Published in the October issue of The Journal of Nutrition, the PBRC study found that obese participants who consumed blueberry-rich smoothies twice a day for 42 days experienced an increase in insulin sensitivity compared to participants who consumed an equally nutritious, but blueberry-free, smoothie twice a day for the same time period.

None of the participants had diabetes at the time of the study, but the blueberry compounds appeared to actually regulate the obesity-related insulin factors that are implicated in causing pre-diabetes and diabetes.
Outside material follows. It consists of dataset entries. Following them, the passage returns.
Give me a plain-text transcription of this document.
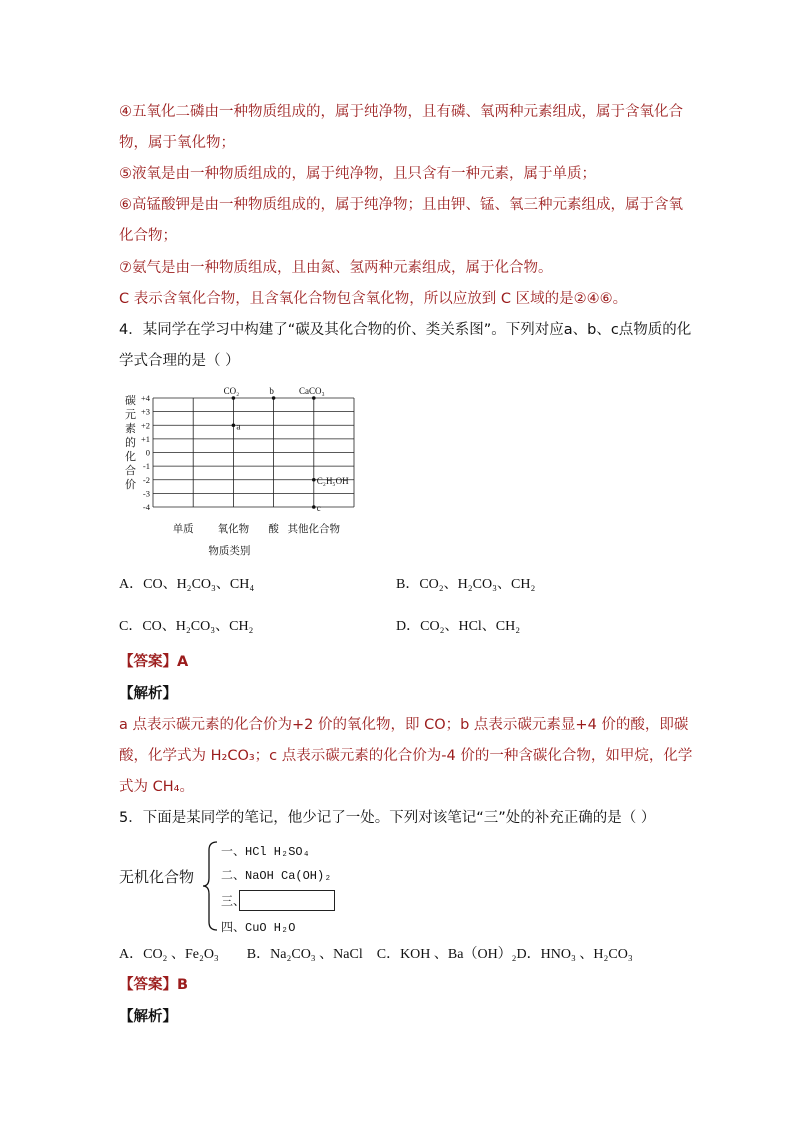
④五氧化二磷由一种物质组成的，属于纯净物，且有磷、氧两种元素组成，属于含氧化合
物，属于氧化物；
⑤液氧是由一种物质组成的，属于纯净物，且只含有一种元素，属于单质；
⑥高锰酸钾是由一种物质组成的，属于纯净物；且由钾、锰、氧三种元素组成，属于含氧
化合物；
⑦氨气是由一种物质组成，且由氮、氢两种元素组成，属于化合物。
C 表示含氧化合物，且含氧化合物包含氧化物，所以应放到 C 区域的是②④⑥。
4．某同学在学习中构建了“碳及其化合物的价、类关系图”。下列对应a、b、c点物质的化
学式合理的是（ ）
碳
元
素
的
化
合
价
+4
+3
+2
+1
0
-1
-2
-3
-4
单质 氧化物 酸 其他化合物
物质类别
CO₂	b	CaCO₃
a
C₂H₅OH
c
A．CO、H₂CO₃、CH₄	B．CO₂、H₂CO₃、CH₂
C．CO、H₂CO₃、CH₂	D．CO₂、HCl、CH₂
【答案】A
【解析】
a 点表示碳元素的化合价为+2 价的氧化物，即 CO；b 点表示碳元素显+4 价的酸，即碳
酸，化学式为 H₂CO₃；c 点表示碳元素的化合价为-4 价的一种含碳化合物，如甲烷，化学
式为 CH₄。
5．下面是某同学的笔记，他少记了一处。下列对该笔记“三”处的补充正确的是（ ）
无机化合物
一、HCl H₂SO₄
二、NaOH Ca(OH)₂
三、
四、CuO H₂O
A．CO₂ 、Fe₂O₃　　B．Na₂CO₃ 、NaCl　C．KOH 、Ba（OH）₂D．HNO₃ 、H₂CO₃
【答案】B
【解析】
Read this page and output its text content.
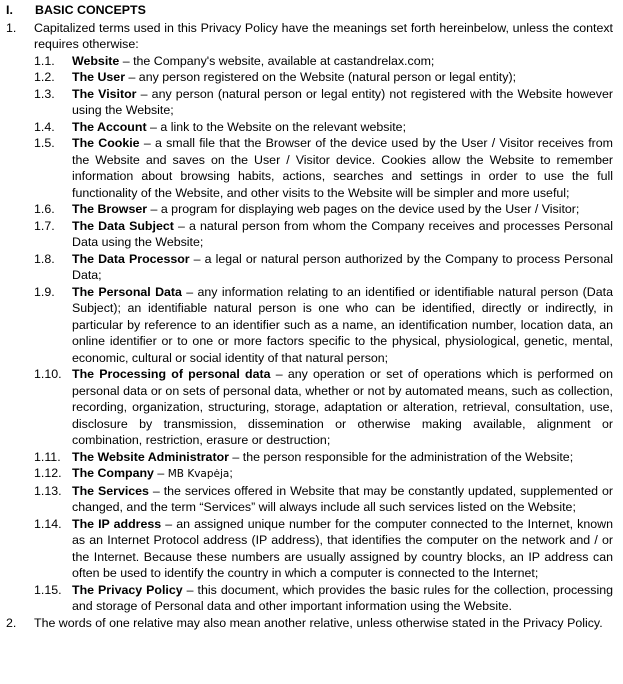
I.	BASIC CONCEPTS
1.	Capitalized terms used in this Privacy Policy have the meanings set forth hereinbelow, unless the context requires otherwise:
1.1.	Website – the Company's website, available at castandrelax.com;
1.2.	The User – any person registered on the Website (natural person or legal entity);
1.3.	The Visitor – any person (natural person or legal entity) not registered with the Website however using the Website;
1.4.	The Account – a link to the Website on the relevant website;
1.5.	The Cookie – a small file that the Browser of the device used by the User / Visitor receives from the Website and saves on the User / Visitor device. Cookies allow the Website to remember information about browsing habits, actions, searches and settings in order to use the full functionality of the Website, and other visits to the Website will be simpler and more useful;
1.6.	The Browser – a program for displaying web pages on the device used by the User / Visitor;
1.7.	The Data Subject – a natural person from whom the Company receives and processes Personal Data using the Website;
1.8.	The Data Processor – a legal or natural person authorized by the Company to process Personal Data;
1.9.	The Personal Data – any information relating to an identified or identifiable natural person (Data Subject); an identifiable natural person is one who can be identified, directly or indirectly, in particular by reference to an identifier such as a name, an identification number, location data, an online identifier or to one or more factors specific to the physical, physiological, genetic, mental, economic, cultural or social identity of that natural person;
1.10. The Processing of personal data – any operation or set of operations which is performed on personal data or on sets of personal data, whether or not by automated means, such as collection, recording, organization, structuring, storage, adaptation or alteration, retrieval, consultation, use, disclosure by transmission, dissemination or otherwise making available, alignment or combination, restriction, erasure or destruction;
1.11. The Website Administrator – the person responsible for the administration of the Website;
1.12. The Company – MB Kvapėja;
1.13. The Services – the services offered in Website that may be constantly updated, supplemented or changed, and the term “Services” will always include all such services listed on the Website;
1.14. The IP address – an assigned unique number for the computer connected to the Internet, known as an Internet Protocol address (IP address), that identifies the computer on the network and / or the Internet. Because these numbers are usually assigned by country blocks, an IP address can often be used to identify the country in which a computer is connected to the Internet;
1.15. The Privacy Policy – this document, which provides the basic rules for the collection, processing and storage of Personal data and other important information using the Website.
2.	The words of one relative may also mean another relative, unless otherwise stated in the Privacy Policy.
"We now know that compounds in blueberries may help obese, non-diabetic individuals maintain healthy blood glucose levels," explained Dr. April Stull, a researcher at PBRC.

In the OSU study, which was also published in The Journal of Nutrition, researchers observed that patients with pre-hypertension -- that is, elevated blood pressure levels that are not quite at full hypertension levels -- responded well to drinking a beverage once a day for eight weeks that contained two cups of blended blueberries.

According to Arpita Basu, professor of nutritional sciences at OSU and author of the study, the blueberry group saw an average drop of seven-to-eight points in systolic blood pressure by the end of the evaluation period.

"Many patients rely too heavily on medication to help control blood glucose," explained Basu. "A diet that includes blueberries is a component of a healthier lifestyle that also includes diet and exercise."